Note: Event generation is cost-controlled via the config settings.

Step 4 - Analyze Simulator Results

After the simulation completes, you can find the results in the specified output path directory (results/airline). The structure will look like this:

experiments/
├── dataset__[timestamp]__exp_[n]/    # Experiment run folder
│   ├── experiment.log                # Detailed experiment execution logs
│   ├── config.yaml                   # Configuration used for this run
│   ├── prompt.txt                    # Prompt template used
│   ├── memory.db                     # Dialog memory database
│   └── results.csv                   # Evaluation results and metrics
│
datasets/
├── dataset__[timestamp].pickle       # Generated dataset snapshot
└── dataset.log                       # Dataset generation logs
│
policies_graph/
├── graph.log                         # Policy graph generation logs
└── descriptions_generator.pickle     # Generated descriptions and policies

Output Files Overview

  • experiment.log: Contains detailed logs of the experiment execution, including timestamps and any errors encountered during the run.
  • config.yaml: This file holds the configuration settings that were used for this specific simulation run, allowing for easy replication of results.
  • prompt.txt: The prompt template that was utilized during the simulation, which can be useful for understanding the context of the agent's responses.
  • memory.db: A database file that stores the dialog memory, which can be analyzed to understand how the agent retained and utilized information throughout the simulation.
  • results.csv: This file includes the evaluation results and metrics from the simulation, providing insights into the performance of the agent.
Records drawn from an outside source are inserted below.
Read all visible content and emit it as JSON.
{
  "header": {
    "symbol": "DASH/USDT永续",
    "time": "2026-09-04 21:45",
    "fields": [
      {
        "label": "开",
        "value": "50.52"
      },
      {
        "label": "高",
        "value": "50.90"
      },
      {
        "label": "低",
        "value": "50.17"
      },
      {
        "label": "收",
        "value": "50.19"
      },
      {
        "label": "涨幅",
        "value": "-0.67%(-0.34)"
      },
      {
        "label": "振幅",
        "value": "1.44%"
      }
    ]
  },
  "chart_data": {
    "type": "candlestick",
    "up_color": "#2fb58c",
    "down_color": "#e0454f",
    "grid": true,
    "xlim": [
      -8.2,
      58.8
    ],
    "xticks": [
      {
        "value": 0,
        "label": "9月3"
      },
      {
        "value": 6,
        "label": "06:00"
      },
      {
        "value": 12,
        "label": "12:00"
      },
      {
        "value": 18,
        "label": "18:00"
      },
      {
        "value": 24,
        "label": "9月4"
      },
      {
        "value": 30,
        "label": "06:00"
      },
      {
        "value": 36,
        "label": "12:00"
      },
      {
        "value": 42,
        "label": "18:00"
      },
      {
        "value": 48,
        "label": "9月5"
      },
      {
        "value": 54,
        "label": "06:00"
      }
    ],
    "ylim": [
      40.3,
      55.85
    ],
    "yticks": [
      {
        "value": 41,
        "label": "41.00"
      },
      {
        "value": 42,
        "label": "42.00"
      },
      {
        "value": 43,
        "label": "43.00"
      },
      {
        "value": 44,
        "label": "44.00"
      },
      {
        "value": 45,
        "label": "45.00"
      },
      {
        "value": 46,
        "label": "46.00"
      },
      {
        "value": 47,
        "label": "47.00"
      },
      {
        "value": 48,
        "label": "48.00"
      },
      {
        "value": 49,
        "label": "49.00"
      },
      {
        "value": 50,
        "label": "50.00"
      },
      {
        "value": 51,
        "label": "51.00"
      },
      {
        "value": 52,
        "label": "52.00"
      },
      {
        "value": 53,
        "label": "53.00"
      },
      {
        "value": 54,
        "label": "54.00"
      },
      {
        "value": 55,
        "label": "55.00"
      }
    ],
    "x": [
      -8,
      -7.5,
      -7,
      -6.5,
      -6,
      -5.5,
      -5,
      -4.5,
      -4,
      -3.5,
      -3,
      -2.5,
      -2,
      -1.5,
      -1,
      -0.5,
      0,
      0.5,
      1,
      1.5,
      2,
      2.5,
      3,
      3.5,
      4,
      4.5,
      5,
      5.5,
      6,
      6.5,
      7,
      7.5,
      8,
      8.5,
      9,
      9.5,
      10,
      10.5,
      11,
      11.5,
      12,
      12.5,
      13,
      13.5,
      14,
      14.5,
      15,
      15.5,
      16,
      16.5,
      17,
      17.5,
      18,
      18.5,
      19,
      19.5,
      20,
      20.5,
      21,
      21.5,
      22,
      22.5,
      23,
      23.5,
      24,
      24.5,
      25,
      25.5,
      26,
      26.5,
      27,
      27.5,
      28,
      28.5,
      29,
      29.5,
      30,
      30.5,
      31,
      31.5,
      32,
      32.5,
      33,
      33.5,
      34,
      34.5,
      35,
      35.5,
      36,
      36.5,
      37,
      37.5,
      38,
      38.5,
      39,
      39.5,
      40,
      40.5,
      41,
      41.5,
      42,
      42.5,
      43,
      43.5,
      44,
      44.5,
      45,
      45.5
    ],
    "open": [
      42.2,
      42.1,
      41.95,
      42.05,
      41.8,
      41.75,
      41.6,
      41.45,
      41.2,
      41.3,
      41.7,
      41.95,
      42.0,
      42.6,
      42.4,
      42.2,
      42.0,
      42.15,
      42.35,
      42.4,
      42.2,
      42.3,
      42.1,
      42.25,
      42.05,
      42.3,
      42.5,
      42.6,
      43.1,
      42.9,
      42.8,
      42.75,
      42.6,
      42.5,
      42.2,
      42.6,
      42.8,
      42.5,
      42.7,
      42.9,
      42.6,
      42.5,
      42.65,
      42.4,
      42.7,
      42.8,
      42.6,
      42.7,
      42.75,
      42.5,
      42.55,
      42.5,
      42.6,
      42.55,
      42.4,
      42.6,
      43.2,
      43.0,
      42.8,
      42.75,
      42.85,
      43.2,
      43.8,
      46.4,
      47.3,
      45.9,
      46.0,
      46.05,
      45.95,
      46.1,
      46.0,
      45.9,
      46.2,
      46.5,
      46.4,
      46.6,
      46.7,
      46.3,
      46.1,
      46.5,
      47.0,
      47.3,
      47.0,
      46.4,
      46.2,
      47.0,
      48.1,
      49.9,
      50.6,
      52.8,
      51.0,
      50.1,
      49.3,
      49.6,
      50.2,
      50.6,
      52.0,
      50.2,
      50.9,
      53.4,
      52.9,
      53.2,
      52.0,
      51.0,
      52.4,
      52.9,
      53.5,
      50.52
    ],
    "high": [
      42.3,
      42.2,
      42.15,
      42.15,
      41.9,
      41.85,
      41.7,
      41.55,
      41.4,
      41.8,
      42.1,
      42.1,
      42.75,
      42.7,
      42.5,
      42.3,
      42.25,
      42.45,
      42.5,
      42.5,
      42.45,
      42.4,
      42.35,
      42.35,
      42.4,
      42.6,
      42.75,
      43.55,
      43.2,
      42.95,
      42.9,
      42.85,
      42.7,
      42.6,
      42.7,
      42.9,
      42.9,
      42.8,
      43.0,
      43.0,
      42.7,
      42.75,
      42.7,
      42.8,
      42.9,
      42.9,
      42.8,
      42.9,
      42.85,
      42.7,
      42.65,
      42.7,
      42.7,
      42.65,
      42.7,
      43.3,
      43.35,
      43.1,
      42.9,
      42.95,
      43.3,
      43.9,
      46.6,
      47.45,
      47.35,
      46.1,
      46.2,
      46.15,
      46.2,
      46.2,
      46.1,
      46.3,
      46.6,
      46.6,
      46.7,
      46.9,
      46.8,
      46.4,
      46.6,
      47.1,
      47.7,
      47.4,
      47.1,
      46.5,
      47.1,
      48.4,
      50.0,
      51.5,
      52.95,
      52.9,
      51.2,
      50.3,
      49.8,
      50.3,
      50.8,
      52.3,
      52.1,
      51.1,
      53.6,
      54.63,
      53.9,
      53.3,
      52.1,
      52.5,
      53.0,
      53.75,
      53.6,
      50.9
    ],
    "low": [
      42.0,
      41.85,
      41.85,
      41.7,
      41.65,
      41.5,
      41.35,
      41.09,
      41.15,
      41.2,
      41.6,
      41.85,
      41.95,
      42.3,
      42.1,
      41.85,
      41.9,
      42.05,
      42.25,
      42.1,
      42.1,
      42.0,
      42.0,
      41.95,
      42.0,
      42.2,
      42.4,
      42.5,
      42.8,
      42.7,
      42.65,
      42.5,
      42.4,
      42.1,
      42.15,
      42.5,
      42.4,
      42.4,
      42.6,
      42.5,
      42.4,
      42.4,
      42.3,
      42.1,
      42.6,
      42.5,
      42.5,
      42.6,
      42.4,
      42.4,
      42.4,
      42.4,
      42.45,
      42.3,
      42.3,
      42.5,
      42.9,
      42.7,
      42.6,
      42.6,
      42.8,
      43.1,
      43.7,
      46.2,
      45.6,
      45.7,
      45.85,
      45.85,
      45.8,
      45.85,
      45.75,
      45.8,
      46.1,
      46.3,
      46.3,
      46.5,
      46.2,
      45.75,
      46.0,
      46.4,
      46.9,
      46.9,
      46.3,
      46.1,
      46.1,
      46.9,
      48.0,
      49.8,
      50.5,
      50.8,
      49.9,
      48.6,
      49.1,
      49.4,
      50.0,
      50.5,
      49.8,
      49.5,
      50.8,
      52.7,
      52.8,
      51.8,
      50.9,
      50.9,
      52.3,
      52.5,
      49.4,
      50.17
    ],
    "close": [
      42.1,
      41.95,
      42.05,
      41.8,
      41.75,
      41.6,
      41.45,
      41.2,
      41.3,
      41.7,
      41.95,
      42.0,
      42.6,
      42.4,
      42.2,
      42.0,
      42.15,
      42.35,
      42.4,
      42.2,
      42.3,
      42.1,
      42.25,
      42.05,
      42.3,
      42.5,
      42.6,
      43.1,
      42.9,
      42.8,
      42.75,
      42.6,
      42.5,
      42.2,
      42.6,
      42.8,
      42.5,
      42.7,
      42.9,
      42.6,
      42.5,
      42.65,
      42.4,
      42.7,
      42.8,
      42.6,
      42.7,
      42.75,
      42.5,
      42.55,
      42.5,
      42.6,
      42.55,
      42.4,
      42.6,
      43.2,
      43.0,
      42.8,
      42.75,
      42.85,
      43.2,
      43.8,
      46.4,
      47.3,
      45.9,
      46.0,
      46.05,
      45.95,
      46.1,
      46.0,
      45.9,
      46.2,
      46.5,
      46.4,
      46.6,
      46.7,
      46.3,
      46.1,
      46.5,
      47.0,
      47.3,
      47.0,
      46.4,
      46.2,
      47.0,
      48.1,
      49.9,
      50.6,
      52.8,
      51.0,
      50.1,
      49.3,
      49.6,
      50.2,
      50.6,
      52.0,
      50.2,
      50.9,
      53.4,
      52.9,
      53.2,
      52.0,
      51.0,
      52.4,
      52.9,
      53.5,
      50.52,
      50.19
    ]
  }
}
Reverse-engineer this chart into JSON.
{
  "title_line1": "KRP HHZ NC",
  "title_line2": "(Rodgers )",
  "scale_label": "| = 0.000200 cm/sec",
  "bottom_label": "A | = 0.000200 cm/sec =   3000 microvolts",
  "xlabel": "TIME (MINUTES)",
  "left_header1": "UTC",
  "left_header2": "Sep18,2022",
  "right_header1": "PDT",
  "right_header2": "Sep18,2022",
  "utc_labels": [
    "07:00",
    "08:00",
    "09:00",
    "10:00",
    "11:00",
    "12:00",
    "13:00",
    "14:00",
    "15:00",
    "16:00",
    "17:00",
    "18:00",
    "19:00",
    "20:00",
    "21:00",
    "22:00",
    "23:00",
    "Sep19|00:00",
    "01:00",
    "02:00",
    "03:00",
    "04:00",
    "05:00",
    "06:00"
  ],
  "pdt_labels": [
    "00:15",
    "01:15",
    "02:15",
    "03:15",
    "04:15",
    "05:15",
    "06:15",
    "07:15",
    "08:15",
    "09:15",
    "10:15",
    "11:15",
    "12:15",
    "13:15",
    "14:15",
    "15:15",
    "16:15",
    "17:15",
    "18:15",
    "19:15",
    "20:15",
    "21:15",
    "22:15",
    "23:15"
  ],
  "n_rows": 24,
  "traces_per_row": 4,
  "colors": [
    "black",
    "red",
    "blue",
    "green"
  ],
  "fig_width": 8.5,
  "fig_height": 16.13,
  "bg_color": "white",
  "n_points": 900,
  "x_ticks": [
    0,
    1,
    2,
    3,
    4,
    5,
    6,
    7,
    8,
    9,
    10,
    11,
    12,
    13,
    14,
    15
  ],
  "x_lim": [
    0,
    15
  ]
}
In addition to the experiment folder, you will find:

  • dataset__[timestamp].pickle: A snapshot of the generated dataset at the time of the simulation, which can be used for further analysis.
  • dataset.log: Logs related to the dataset generation process, detailing any issues or important events that occurred during this phase.
  • graph.log: Logs related to the generation of the policy graph, which can help in understanding the generated policies and their relations for the scenarios generation process.
  • descriptions_generator.pickle: A file containing the generated descriptions and policies, useful for reviewing the agent's learned behaviors and strategies.

Step 5 - Run the Simulator Visualization

To visualize the simulation results using streamlit, run:

cd simulator/visualization 
streamlit run Simulator_Visualizer.py

This will launch a Streamlit dashboard showing detailed analytics and visualizations of your simulation results. In the visualization you can:

  • Load simulator memory and experiments by providing their full path
  • View conversation flows and policy compliance
  • Analyze agent performance and failure points

Note: Make sure you have streamlit installed (pip install streamlit) before running the visualization.